Observação: Pontuação, espaço ou o ENTER, disparam a expansão de uma abreviação. Porém, Ctrl+] também pode ser usado, para expandir sem adicionar caracteres.

Opções para o comando SET

:set
autowrite aw => Salva a cada alteração.
backspace bs => Comportamento backspace (1 ou 2).
errorbell eb => Campainha de erro.
expandtab et => Troca tab por espacos.
fileformat=dos ff => Converte o arquivo para DOS.
hidden hid => Preserva o buffer.
hlsearch hls => Elumina a última procura.
ignorecase ic => Case insensitive na busca.
incsearch is => Ilumina procura enquanto digita.
laststatus=2 => Mostra linha de estado.
lazyredraw lz => Não redesenha em macros.
lines=N => Múmero de linhas na tela.
magic => Usar mágicas na procura de padrões.
number nu => Mostra núm da linha.
report=N => Mostra aviso quando N linhas mudaram (0=sempre).
showcmd => Mostra o comando que se está fazendo.
showmatch sm => Mostra o casamento de {},[],().
smartcase scs => Assume “noic” quando tiver maiúsculas.
textwidth=N => Quebra de linha do texto.
undolevels ul=N => Guarde os N últimos comandos para desfazer (padrão=1000).
vb t_vb= => Retira o “beep” de erro.

Agora invertendo maiúsculas/minúsculas

5~ => Inverte os 5 próximos caracteres.
g~$ => Inverte todos os caracteres até o fim da linha.
seleciona, u => Converte para minúsculas.
seleciona, U => Converte para maiúsculas.
seleciona, ~ => Inverte.

Observação: Onde está escrito “seleciona”, é para fazer utilizando o modo visual (v).

Agora veja como definir coluna de quebra de linha (problema que eu tive quando iniciei no aprendizado do vim):

:set textwidth=N

Se você já estiver num arquivo pronto:

:set wm=5 => O número 5 aqui são as colunas que serão “cortadas”.
gqG => Até o final do arquivo.

Vamos ver agora o que podemos fazer pressionando a tecla “Ctrl”:

É claro que é segurando Ctrl + .

No modo de COMANDO:

A => Incrementa um número (Add)
X => Decrementa um número
S => ScrollLock
L => Redesenha tela
V => Modo visual (Visual Vertical)
G => Status do arquivo
M => Início da próxima linha
E => Linha abaixo sem mover cursor
Y => Linha acima sem mover cursor
N => Próxima linha (Next)
P => Linha anterior (Previous)
F => PageDown (Forward)
B => PageUp (Backyard)
U => PageUp / 2 (Up)
D => PageDown / 2 (Down)

Agora, no modo de INSERÇÃO:

A => Insere o último texto inserido
I => TAB
S => ScrollLock
H => BackSpace
T => 2 tab’s no início da linha (Two Tabs)
V => Anula expansão do próximo caractere
J => Enter – quebra de linha
M => Enter – quebra de linha
L => Redesenha tela
R => Insere conteúdo do registrador [a-z] (Veja abaixo)
K => Insere um dígrafo (Veja abaixo)
N => Procura palavra no texto atual (Next)
P => Procura palavra no texto atual (Previous)
Y => Copia caractere que está acima (Yank)
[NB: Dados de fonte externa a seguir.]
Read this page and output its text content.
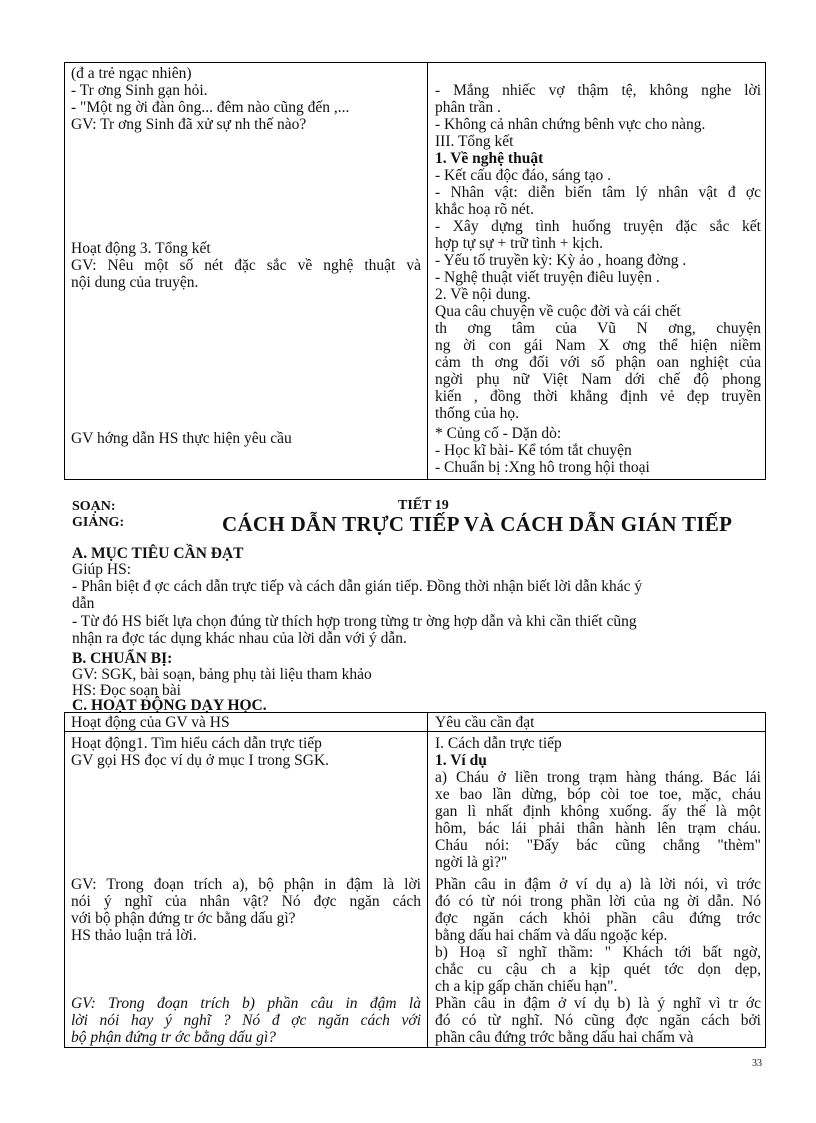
(đ a trẻ ngạc nhiên)
- Tr ơng Sinh gạn hỏi.
- "Một ng ời đàn ông... đêm nào cũng đến ,...
GV: Tr ơng Sinh đã xử sự nh thế nào?
Hoạt động 3. Tổng kết
GV: Nêu một số nét đặc sắc về nghệ thuật và
nội dung của truyện.
GV hớng dẫn HS thực hiện yêu cầu
- Mắng nhiếc vợ thậm tệ, không nghe lời
phân trần .
- Không cả nhân chứng bênh vực cho nàng.
III. Tổng kết
1. Về nghệ thuật
- Kết cấu độc đáo, sáng tạo .
- Nhân vật: diễn biến tâm lý nhân vật đ ợc
khắc hoạ rõ nét.
- Xây dựng tình huống truyện đặc sắc kết
hợp tự sự + trữ tình + kịch.
- Yếu tố truyền kỳ: Kỳ ảo , hoang đờng .
- Nghệ thuật viết truyện điêu luyện .
2. Về nội dung.
Qua câu chuyện về cuộc đời và cái chết
th ơng tâm của Vũ N ơng, chuyện
ng ời con gái Nam X ơng thể hiện niềm
cảm th ơng đối với số phận oan nghiệt của
ngời phụ nữ Việt Nam dới chế độ phong
kiến , đồng thời khẳng định vẻ đẹp truyền
thống của họ.
* Củng cố - Dặn dò:
- Học kĩ bài- Kể tóm tắt chuyện
- Chuẩn bị :Xng hô trong hội thoại
SOẠN:
GIẢNG:
TIẾT 19
CÁCH DẪN TRỰC TIẾP VÀ CÁCH DẪN GIÁN TIẾP
A. MỤC TIÊU CẦN ĐẠT
Giúp HS:
- Phân biệt đ ợc cách dẫn trực tiếp và cách dẫn gián tiếp. Đồng thời nhận biết lời dẫn khác ý
dẫn
- Từ đó HS biết lựa chọn đúng từ thích hợp trong từng tr ờng hợp dẫn và khi cần thiết cũng
nhận ra đợc tác dụng khác nhau của lời dẫn với ý dẫn.
B. CHUẨN BỊ:
GV: SGK, bài soạn, bảng phụ tài liệu tham khảo
HS: Đọc soạn bài
C. HOẠT ĐỘNG DẠY HỌC.
Hoạt động của GV và HS
Hoạt động1. Tìm hiểu cách dẫn trực tiếp
GV gọi HS đọc ví dụ ở mục I trong SGK.
GV: Trong đoạn trích a), bộ phận in đậm là lời
nói ý nghĩ của nhân vật? Nó đợc ngăn cách
với bộ phận đứng tr ớc bằng dấu gì?
HS thảo luận trả lời.
GV: Trong đoạn trích b) phần câu in đậm là
lời nói hay ý nghĩ ? Nó đ ợc ngăn cách với
bộ phận đứng tr ớc bằng dấu gì?
Yêu cầu cần đạt
I. Cách dẫn trực tiếp
1. Ví dụ
a) Cháu ở liền trong trạm hàng tháng. Bác lái
xe bao lần dừng, bóp còi toe toe, mặc, cháu
gan lì nhất định không xuống. ấy thế là một
hôm, bác lái phải thân hành lên trạm cháu.
Cháu nói: "Đấy bác cũng chẳng "thèm"
ngời là gì?"
Phần câu in đậm ở ví dụ a) là lời nói, vì trớc
đó có từ nói trong phần lời của ng ời dẫn. Nó
đợc ngăn cách khỏi phần câu đứng trớc
bằng dấu hai chấm và dấu ngoặc kép.
b) Hoạ sĩ nghĩ thầm: " Khách tới bất ngờ,
chắc cu cậu ch a kịp quét tớc dọn dẹp,
ch a kịp gấp chăn chiếu hạn".
Phần câu in đậm ở ví dụ b) là ý nghĩ vì tr ớc
đó có từ nghĩ. Nó cũng đợc ngăn cách bởi
phần câu đứng trớc bằng dấu hai chấm và
33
Veja os caracteres especiais:

ga => Mostra o código da letra sobre o cursor.
:dig => Mostra todos os dígrafos disponíveis (tabela).

Exemplos: Para fazer um º, use Ctrl+K,-,o (“Ctrl”+”K”+”-“+”o”).
Para fazer um ½, use Ctrl+K,1,2 (“Ctrl”+”K”+”1″+”2”).

Trabalhando com arquivos e janelas múltiplas

Você pode abrir múltiplos arquivos, por exemplo:

$ vim arquivo1 arquivo2

E pode alternar entre as janelas. Veja:

:wn => Grava o atual e vai ao próximo.
:wN => Grava o atual e vai ao anterior.
:args => Mostra todos os arquivos atuais.
:qa => Sai de todas as janelas de uma vez.
:all => Abre todos os arquivos em janelas individuais.

Tecla chave das janelas = Crtl+W
j, seta abaixo => Move para janela abaixo.
k, seta acima => Move para janela acima.
o => Apenas esta janela, fecha todas as outras (Only).
+, – => Muda o tamanho da janela.
= => Deixa todas as janelas com tamanhos iguais.

Os registradores

“[a-z] => Use o registrador [a-z] para o próximo delete, cópia ou cola.
:reg => Mostra o conteúdo de todos os registradores.
:reg [a-z] => Mostra o conteúdo do registradores [a-z].

Observação: O [a-z] pode ser: 0-9a-z%#:.-=”

Marcas:

m[a-z] => Marca em [a-z] a posição corrente do cursor.
`[a-z] => Vai até a marca [a-z].
“ => Vai até a posição anterior ao último pulo (alterna).
:marks => Mostra as marcas ativas.

Fazendo gravação de seqüência de comandos

q[a-z] => Inicia a gravação de uma seqüência no registrador [a-z].
q[A-Z] => Inicia a gravação, adicionando no registrador [a-z].
q => Pára a gravação.
@[a-z] => Executa a seqüência do registrador [a-z] (5 vezes? 5@a)

Dica: Pode-se colocar o @[a-z] dentro da própria gravação do q[a-z]! Assim ele é executado recursivamente. Muito útil quando há uma procura de padrões na gravação. faz para todas as ocorrências.

Mapeamentos

:map :r!date => Mapeamento em modo de comando.
:imap :r!date => Mapeamento em modo de inserção.
:cmap r!date => Mapeamento em modo linha de comando.
:vmap :r!date => Mapeamento em modo visual.

Exemplos:

“html: negrito no trecho selecionado
:vmap d`pa # html: negrito no trecho selecionado

“liga/desliga autoIndent
:map ,si :set ai!:echo “autoIndent=”&ai

“mostrar os espaços em branco no fim das linhas
:map / *$^M

Através dos mapeamentos é possível “encurtar” comandos, ou seja, abreviá-los. Conheça as sintaxes:

Comment => Ciano
Constant => Roxo
Identifier => Ciano
PreProc => Azul escuro
Special => Vermelho
Statement => Amarelo
String => Roxo
Type => Verde

Todo => Preto, fundo marrom
Error => Branco, fundo vermelho
Ignore => Preto, fundo preto! – esconde

Utilizando o recurso de expandtab

Mas, o que isso faz? Transforma todos os TABs em espaços. Podemos ativar dentro do próprio vim, utilizando o comando:

:set expandtab

Para desabilitar:

:set noexpandtab

Podemos colocar também no arquivo ~/.vimrc a seguinte linha:

set expandtab

O arquivo ~/.vimrc pode ser usado para muitas configurações, e essa é uma delas. Existe ainda o arquivo ~/.exrc, mas não entraremos em detalhes.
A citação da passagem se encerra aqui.